Courtesy of Harper Smith
Despite playing for crowds of 25,000-plus and working with a hip-hop producer, Imagine Dragons is staying true to its indie rock roots.
Imagine Dragons is scheduled to perform at A&R Music Bar Wednesday. Doors open at 7 p.m.
The band took flight when guitarist Wayne Sermon and singer Dan Reynolds met through a mutual friend.
“I had just finished school at Berklee College of Music in Boston and wanted a career in music,” Sermon said.
Its current tour is to promote its fourth EP, “Continued Silence,” its first EP with Interscope Records.
“Its our last EP before we release a full length LP,” Sermon said. “Now we are on tour to promote the album and we should be releasing the full length album by fall, like early September.”
“It’s Time” is one of the biggest hits from “Continued Silence.”
“They are all our babies, but I think ‘It’s Time’ is my favorite, and probably the whole band’s favorite right now,” Sermon said. “We have had that song for a while. We wrote that a little over a year ago, and it kind of stayed with us.”
The band is very collaborative, but “It’s Time” was created by making noises in a kitchen.
“This song in particular started with Dan Reynolds, the singer, in the kitchen kind of banging on the table, stomping his feet making the beat you hear in the beginning of the song,” Sermon said.
“It’s Time” has a message.
“I think it’s safe to say that it’s about staying true to who you are at the core,” Sermon said.
Imagine Dragons has worked closely with hip-hop producer Alex Da Kid since being signed to Interscope Records.
“Alex is great in that he doesn’t want to change the band,” Sermon said.

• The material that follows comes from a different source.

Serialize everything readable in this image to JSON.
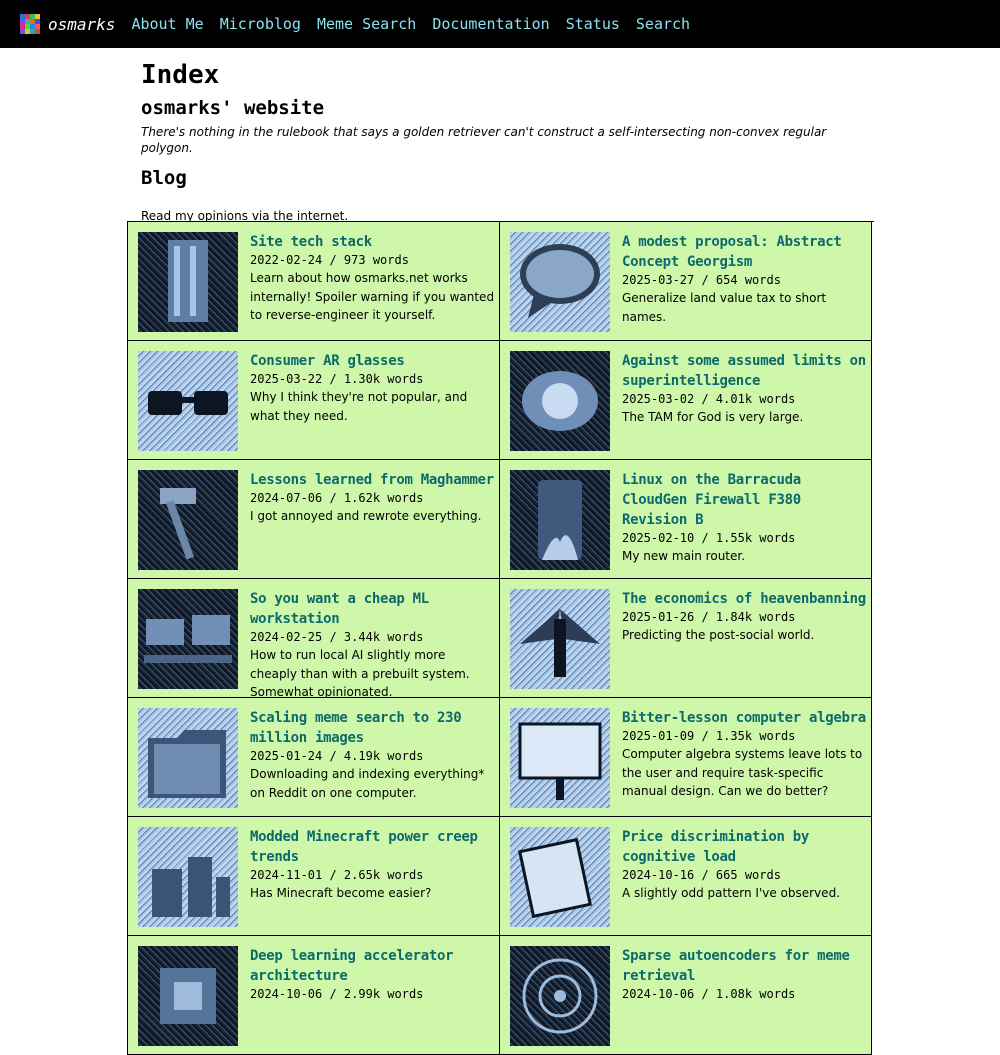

Sermon also said signing with Alex Da Kid and Interscope was great because they wanted to help the band do what they wanted to do, but on a larger scale.
“Most of all we feel fortunate,” Sermon said. “It is kind of what holds us together, that we are all doing what we love.”

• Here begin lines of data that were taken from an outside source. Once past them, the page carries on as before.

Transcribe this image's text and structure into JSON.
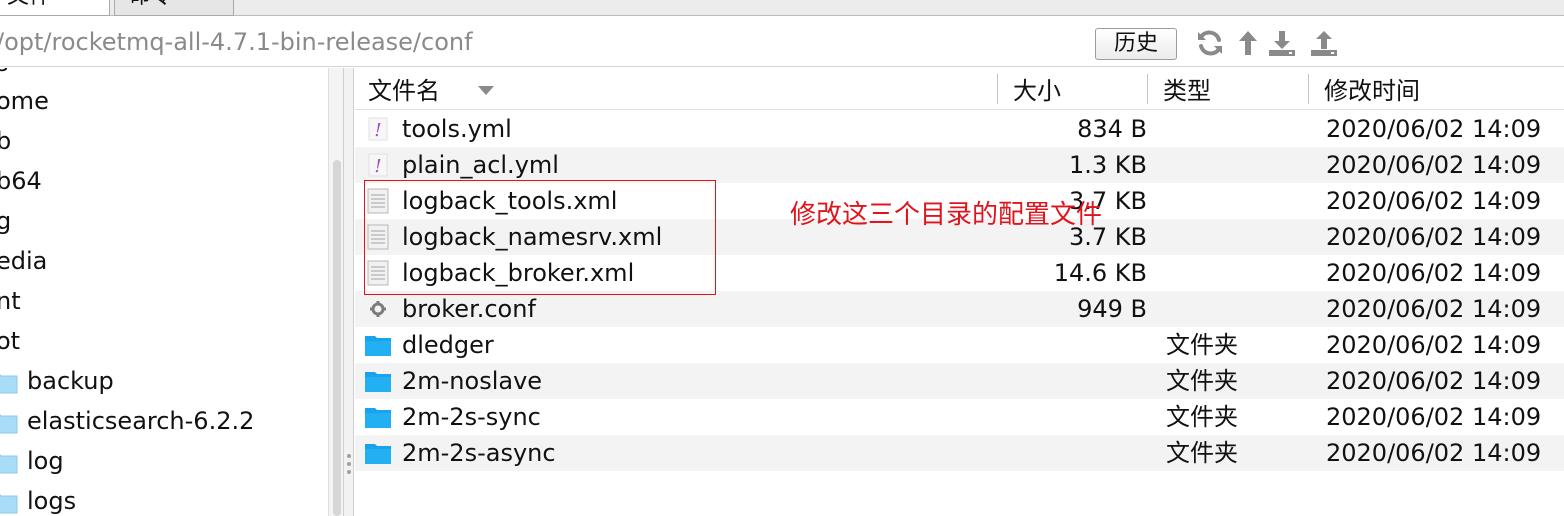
{
  "tabs": [
    {
      "label": "文件",
      "active": true
    },
    {
      "label": "命令",
      "active": false
    }
  ],
  "path": {
    "value": "/opt/rocketmq-all-4.7.1-bin-release/conf"
  },
  "toolbar": {
    "history_label": "历史",
    "icons": [
      "refresh-icon",
      "go-up-icon",
      "download-icon",
      "upload-icon"
    ]
  },
  "tree": {
    "items": [
      {
        "label": "s",
        "folder": false
      },
      {
        "label": "ome",
        "folder": false
      },
      {
        "label": "b",
        "folder": false
      },
      {
        "label": "b64",
        "folder": false
      },
      {
        "label": "g",
        "folder": false
      },
      {
        "label": "edia",
        "folder": false
      },
      {
        "label": "nt",
        "folder": false
      },
      {
        "label": "ot",
        "folder": false
      },
      {
        "label": "backup",
        "folder": true
      },
      {
        "label": "elasticsearch-6.2.2",
        "folder": true
      },
      {
        "label": "log",
        "folder": true
      },
      {
        "label": "logs",
        "folder": true
      }
    ]
  },
  "table": {
    "columns": {
      "name": "文件名",
      "size": "大小",
      "type": "类型",
      "modified": "修改时间"
    },
    "rows": [
      {
        "icon": "yml",
        "name": "tools.yml",
        "size": "834 B",
        "type": "",
        "modified": "2020/06/02 14:09"
      },
      {
        "icon": "yml",
        "name": "plain_acl.yml",
        "size": "1.3 KB",
        "type": "",
        "modified": "2020/06/02 14:09"
      },
      {
        "icon": "doc",
        "name": "logback_tools.xml",
        "size": "3.7 KB",
        "type": "",
        "modified": "2020/06/02 14:09"
      },
      {
        "icon": "doc",
        "name": "logback_namesrv.xml",
        "size": "3.7 KB",
        "type": "",
        "modified": "2020/06/02 14:09"
      },
      {
        "icon": "doc",
        "name": "logback_broker.xml",
        "size": "14.6 KB",
        "type": "",
        "modified": "2020/06/02 14:09"
      },
      {
        "icon": "gear",
        "name": "broker.conf",
        "size": "949 B",
        "type": "",
        "modified": "2020/06/02 14:09"
      },
      {
        "icon": "folder",
        "name": "dledger",
        "size": "",
        "type": "文件夹",
        "modified": "2020/06/02 14:09"
      },
      {
        "icon": "folder",
        "name": "2m-noslave",
        "size": "",
        "type": "文件夹",
        "modified": "2020/06/02 14:09"
      },
      {
        "icon": "folder",
        "name": "2m-2s-sync",
        "size": "",
        "type": "文件夹",
        "modified": "2020/06/02 14:09"
      },
      {
        "icon": "folder",
        "name": "2m-2s-async",
        "size": "",
        "type": "文件夹",
        "modified": "2020/06/02 14:09"
      }
    ]
  },
  "annotation": {
    "text": "修改这三个目录的配置文件",
    "color": "#e0141c"
  },
  "colors": {
    "folder": "#1aa3ec",
    "annotation": "#e0141c",
    "path_text": "#8a8a8a"
  }
}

The band has played the South by Southwest music festival in Austin, Texas, for the last two years, but Sermon said its performance this year was different from others.
“This last time at South by Southwest was a different story,” Sermon said. “We played 15 shows in three days, and it was a whirlwind” compared to the three shows in three days it played two years before.

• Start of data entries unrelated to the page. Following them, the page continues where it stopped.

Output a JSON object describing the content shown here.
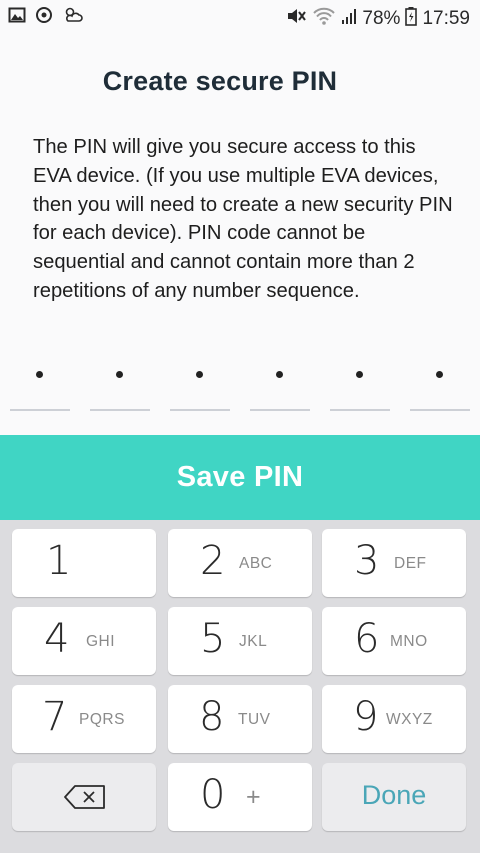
{
  "status_bar": {
    "left_icons": [
      "image-icon",
      "sync-icon",
      "weather-icon"
    ],
    "right_icons": [
      "mute-icon",
      "wifi-icon",
      "signal-icon",
      "battery-icon"
    ],
    "battery": "78%",
    "time": "17:59"
  },
  "screen": {
    "title": "Create secure PIN",
    "description": "The PIN will give you secure access to this EVA device. (If you use multiple EVA devices, then you will need to create a new security PIN for each device). PIN code cannot be sequential and cannot contain more than 2 repetitions of any number sequence.",
    "pin_length": 6,
    "pin_filled": 6,
    "save_label": "Save PIN"
  },
  "keypad": {
    "keys": [
      {
        "digit": "1",
        "letters": ""
      },
      {
        "digit": "2",
        "letters": "ABC"
      },
      {
        "digit": "3",
        "letters": "DEF"
      },
      {
        "digit": "4",
        "letters": "GHI"
      },
      {
        "digit": "5",
        "letters": "JKL"
      },
      {
        "digit": "6",
        "letters": "MNO"
      },
      {
        "digit": "7",
        "letters": "PQRS"
      },
      {
        "digit": "8",
        "letters": "TUV"
      },
      {
        "digit": "9",
        "letters": "WXYZ"
      },
      {
        "digit": "0",
        "letters": "+"
      }
    ],
    "done_label": "Done"
  },
  "colors": {
    "accent": "#40d5c4",
    "done": "#4aa6b7",
    "title": "#1f2d38"
  }
}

When it comes to the show that was pivotal for the band, Bite of Las Vegas in 2011 was a huge turning point.
“We were playing for 25,000-plus, and it was a really thrilling experience,” Sermon said.
Imagine Dragons is held together by their love of all genres of music, from The Beatles to Muse, Sermon said.
“That’s the thing we all have in common is the love for early rock ‘n’ roll, and I think it shows in what we do.”
Sermon said the band loves feeding off the crowd’s energy at shows.
“I think we at least try to bring everything on stage when we are playing,” Sermon sad.
Local musicians and indie fans are expecting big things from Imagine Dragons, and are eating up “Continued Silence.”
“The six-song EP ‘Continued Silence’ is great,” said Brittany Hill, 24, a musician from Lebanon, Ohio. “Compelling lyrics like, ‘No matter what we breed / We still are made of greed’ makes ‘Demons’ one of my favorite songs.”
Others like the drum lines of Imagine Dragons’ songs.
“I dig ‘Radioactive’ – it has a deliberate implacability to the drums,” said Chris Plunkett, 33, from Waverly, Ohio.
Some music critics are not surprised by the growth of Imagine Dragons.
“Imagine Dragons were built for success,” said Nadia Noir of Los Angeles radio station KROQ. “The band has a produced edge with a penchant for tribal rhythms similar to Foster the People and is a dance-ready synthesis of stadium-sized indie-pop in the vein of the Killers, whom they share their hometown with.”
Tickets are $10 presale and $12 the day of the show.